TCS Daily

The Man Who Spoiled the 'Peace'

By Joseph Tom Goeller - March 31, 2003 12:00 AM

The "window for diplomacy is closed," declared President Bush on the eve of war. This failure of diplomacy in the effort to disarm Iraq has a name: Hans Blix. Until recently he was largely an unknown quantity. But over the last four months this perpetually smiling Swede has proven himself to be naive and, in the end, dangerous for world peace.

When you put your 24th choice into an important job, you don't get the best and the brightest. But to run Unmovic, the five permanent members of the Security Council could only agree on the last candidate out of 24. Who is responsible for such a bad choice? Guess! Yes, right, the French!

After Richard Butler resigned as chief weapons inspector in 1997, President Clinton favored picking another Swede: the tough social-democrat Rolf Ekleus, a member of the inspection team since 1991. But France and also Russia stonewalled against the energetic and outspoken Ekleus and all other presented candidates. Finally Clinton gave up, annoyed by the constant "non" and "njet". Clinton finally agreed on the retired Swedish diplomat Hans Blix, whom the French tracked down in Patagonia, where he spent his vacations.

Although Blix had a record as an incompetent inspector, Clinton didn't care much because he knew that he would not have to deal with the problem - in other words, Blix is another Clinton inheritance President Bush has been confronted with in a time of crisis.

But why did Blix qualify for this position in the first place?

A professor in international law, he became a career diplomat in 1963 and was Sweden's foreign affairs minister in 1978 for one year. From 1961 until 1981 he was a member of Sweden's delegation to the United Nations in New York and in Geneva, where he mainly dealt with disarmament. Thus he became a well-known figure in UN circles. This was obviously an important qualification for the International Atomic Energy Agency (IAEA) in Vienna. Although Blix had no real atomic energy expertise, he eagerly accepted the position of director-general of this UN organization in 1981.

The task of the IAEA is to enforce compliance with the nuclear non-proliferation treaty. But in Blix's case it turned out that he was a henhouse guarding the fox. During his time as head of IAEA the Iraqis managed to hide an advanced nuclear weapons development program that was discovered only after the Gulf War in 1991. To the big surprise of Blix. He had assured the world that nothing alarming was happening in Iraq. He whitewashed Saddam and gave him the report he had hoped for when he began hiding his nuclear ambitions and facilities. Same with North Korea, which managed at the same time to pursue undetected nuclear weapons programs.

Why was Blix duped twice so badly? Because he is a law expert who believes in "trust building" and diplomatic niceties.

A typical example of how Blix works and thinks comes from David Kay, a highly-skilled inspector who discovered after 1991 evidence that Iraq was only 12 to 18 months away from producing a nuclear device. Kay says that after explaining to Blix why he distrusts Saddam's henchmen, Blix chided him for not accepting "official information".

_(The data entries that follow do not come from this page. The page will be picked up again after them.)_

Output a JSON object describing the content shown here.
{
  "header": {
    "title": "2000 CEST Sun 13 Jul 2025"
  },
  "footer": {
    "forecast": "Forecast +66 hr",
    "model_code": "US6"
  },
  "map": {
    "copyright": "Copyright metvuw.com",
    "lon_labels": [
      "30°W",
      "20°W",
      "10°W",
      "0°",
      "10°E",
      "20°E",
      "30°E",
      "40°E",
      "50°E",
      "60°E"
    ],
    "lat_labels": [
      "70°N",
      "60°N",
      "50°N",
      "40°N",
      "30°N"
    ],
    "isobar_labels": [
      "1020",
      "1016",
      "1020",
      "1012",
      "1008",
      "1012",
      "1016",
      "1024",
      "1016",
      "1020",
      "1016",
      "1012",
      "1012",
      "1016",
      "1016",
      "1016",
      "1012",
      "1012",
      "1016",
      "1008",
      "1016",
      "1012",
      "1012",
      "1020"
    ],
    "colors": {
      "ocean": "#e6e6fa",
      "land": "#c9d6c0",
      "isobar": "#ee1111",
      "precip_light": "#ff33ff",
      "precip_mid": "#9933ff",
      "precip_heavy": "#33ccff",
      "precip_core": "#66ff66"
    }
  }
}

Even though he admitted recently to the British paper the Guardian that "it's correct to say that the IAEA was fooled by the Iraqis [in the late 1980s]", he had the guts to accept the French offer in 2000 to become chief weapons inspector and to decide in the end about peace or war. Everybody who made the decision about Blix, especially those who favored him, knew that in the past he had turned "a blind eye to some things that maybe he shouldn't have", as Richard Butler describes it.

While his predecessor in the job, the abrasive Australian Butler, was confrontational to the point his tactics more than once precipitated crises, Blix turned out to be the complete opposite. Time and again he stressed that he will not "humiliate, harass, or provoke" the Iraqi government. Before setting a foot on Iraqi soil, Blix ordered his inspection team to take "cultural sensitivity" courses to teach them how not to offend Iraqis. We all know by now what Baghdad thought about those kinds of signals.

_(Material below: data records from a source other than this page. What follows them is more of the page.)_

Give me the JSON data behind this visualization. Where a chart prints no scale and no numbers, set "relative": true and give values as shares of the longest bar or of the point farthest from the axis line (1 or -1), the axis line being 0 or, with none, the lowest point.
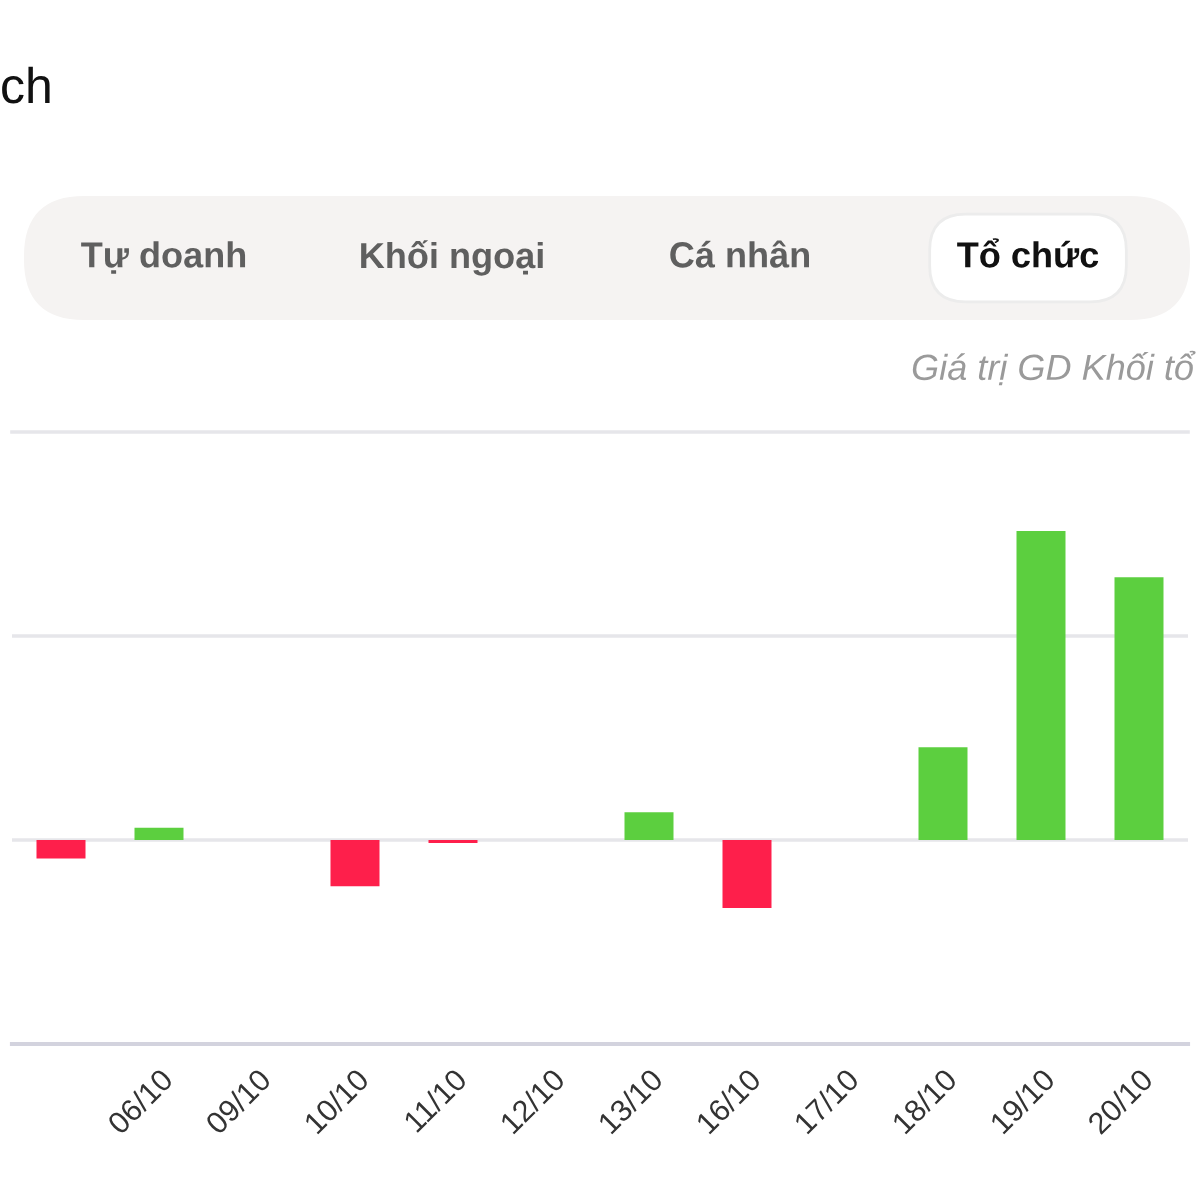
{
  "chart_data": {
    "type": "bar",
    "title": "ch",
    "subtitle": "Giá trị GD Khối tổ",
    "annotations": [
      "Tự doanh",
      "Khối ngoại",
      "Cá nhân",
      "Tổ chức"
    ],
    "categories": [
      null,
      "06/10",
      "09/10",
      "10/10",
      "11/10",
      "12/10",
      "13/10",
      "16/10",
      "17/10",
      "18/10",
      "19/10",
      "20/10"
    ],
    "values": [
      -0.06,
      0.04,
      null,
      -0.15,
      -0.01,
      null,
      0.09,
      -0.22,
      null,
      0.3,
      1,
      0.85
    ],
    "colors": [
      "#fe1f4b",
      "#5ccf3f",
      "#5ccf3f",
      "#fe1f4b",
      "#fe1f4b",
      "#5ccf3f",
      "#5ccf3f",
      "#fe1f4b",
      "#5ccf3f",
      "#5ccf3f",
      "#5ccf3f",
      "#5ccf3f"
    ],
    "relative": true,
    "ref_lines": [
      {
        "axis": "y",
        "value": 0.66,
        "color": "#e6e6ea"
      }
    ],
    "tick_labels": "x"
  }
}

And then there were his reports to the Security Council: He indirectly admitted that Iraq was in material breach of Resolution 1414 but - yes, there was always this "but". From the beginning, Blix played the innocent. "I just report. It is the Security Council who must decide." The French, however, insisted that whether Iraq is in violation of Resolution 1441 is a matter that should be decided by Blix, not by the Security Council.

In front of the TV cameras he appears always mild-mannered. But behind closed doors in the glass palace on the East River, diplomats say, he speaks out with authority. During the seven weeks of negotiations that led to the adoption of Resolution 1441 on November 8, he was called in several times to brief the Council and successfully opposed points advocated by the US and Great Britain. On his advice, diplomatic sources reveal, the draft text was watered down, was amended in a way that axed a US proposal that armed UN troops accompany his inspectors to Iraq. (This suggestion, by the way, was brought up again recently by German Chancellor Gerhard Schröder.)

So, Blix never has been the honest broker he was billed to have been. He was biased from the beginning. The world should keep in mind that he is a 74-year-old appointed bureaucrat who thought he wouldn't be fooled a third time.